I think I love all music without differentiating. Every musical instrument fascinates me. All sounds can be music and everyone can make music.

My middle school music club teacher taught me that no one is born out of tune and anyone can sing or play an instrument. According to him, the difference between a player or a musician is that the former will only play or decide to sing to achieve a positive result, to achieve the goal. A musician, on the other hand, doesn’t know what it means to achieve a goal through music.

He plays only because he couldn’t breathe without music. He does it because he feels the flow of music in his veins, because music evokes memories.

A musician's heart beats in rhythm with the instrument of his choice.

According to him, it’s not the musician who chooses the instrument but the instrument chooses its musician.

I think he’s right because there’s nothing that makes me feel more free than when I play the guitar.
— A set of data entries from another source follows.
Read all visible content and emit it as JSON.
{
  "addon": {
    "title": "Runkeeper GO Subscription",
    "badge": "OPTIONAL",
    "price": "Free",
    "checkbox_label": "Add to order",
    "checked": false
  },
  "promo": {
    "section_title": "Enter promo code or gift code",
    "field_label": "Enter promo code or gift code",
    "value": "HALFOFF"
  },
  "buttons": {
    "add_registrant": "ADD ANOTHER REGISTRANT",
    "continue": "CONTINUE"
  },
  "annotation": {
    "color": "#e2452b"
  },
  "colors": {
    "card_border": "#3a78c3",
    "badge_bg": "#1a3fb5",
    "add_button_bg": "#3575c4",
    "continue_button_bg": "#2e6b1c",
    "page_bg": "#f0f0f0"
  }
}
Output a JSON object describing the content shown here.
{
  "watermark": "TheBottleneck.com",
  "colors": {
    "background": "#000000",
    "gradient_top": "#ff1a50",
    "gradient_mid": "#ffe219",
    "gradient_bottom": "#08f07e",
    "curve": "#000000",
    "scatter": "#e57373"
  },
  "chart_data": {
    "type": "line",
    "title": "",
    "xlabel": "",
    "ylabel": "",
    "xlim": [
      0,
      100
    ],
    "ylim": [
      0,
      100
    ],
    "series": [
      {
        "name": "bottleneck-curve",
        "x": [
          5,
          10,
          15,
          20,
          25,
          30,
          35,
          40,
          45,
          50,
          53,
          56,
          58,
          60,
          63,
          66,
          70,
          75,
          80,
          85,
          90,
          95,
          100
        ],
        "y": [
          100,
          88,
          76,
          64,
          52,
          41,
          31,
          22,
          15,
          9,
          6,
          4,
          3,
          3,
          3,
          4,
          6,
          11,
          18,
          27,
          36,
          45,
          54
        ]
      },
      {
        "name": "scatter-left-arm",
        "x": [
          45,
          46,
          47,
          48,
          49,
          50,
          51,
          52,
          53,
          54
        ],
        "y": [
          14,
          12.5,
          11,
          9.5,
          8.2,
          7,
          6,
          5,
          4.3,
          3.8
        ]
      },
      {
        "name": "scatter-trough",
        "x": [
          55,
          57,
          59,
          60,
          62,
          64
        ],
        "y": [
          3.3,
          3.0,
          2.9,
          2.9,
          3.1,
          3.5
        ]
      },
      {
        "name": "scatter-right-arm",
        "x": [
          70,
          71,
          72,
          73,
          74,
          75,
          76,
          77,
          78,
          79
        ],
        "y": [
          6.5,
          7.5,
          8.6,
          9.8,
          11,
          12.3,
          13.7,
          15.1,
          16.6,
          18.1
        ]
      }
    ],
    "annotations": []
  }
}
I love playing any kind of instrument that is put in front of me, but what I feel when I pick up an acoustic or electric guitar cannot be explained in words. It’s something bigger than me. It’s as if it speaks to me. As if the instrument communicates with me, as if the song and its meaning settle in me and never want to leave me again.

From an early age, music was the only thing that could understand my emotions and convey them in words because I was never good at expressing my feelings. I was never good at explain myself in words and I learned to do that through music. Sometimes a melody can say a lot more than a thousand words. You just have to pay attention to the details.

My father's phone starts ringing and I stop the song so he can talk without background noise.

He accepts the call by connecting the phone to the radio so he can drive. I lean better against the back of my seat and decide to respond to the message Max wrote me last night. I met Max Radley when I was fifteen years old. We were sophomores in high school and both of us had seen the flyer hanging on the bulletin board in the secretary's office in which Tom Owens was looking for new members for his band. Tom was a junior and an idiot, but he had a band and both Max and I wanted to play, so we auditioned and joined the band.

Between Max and me there was nothing but competition for the role of lead guitarist at first.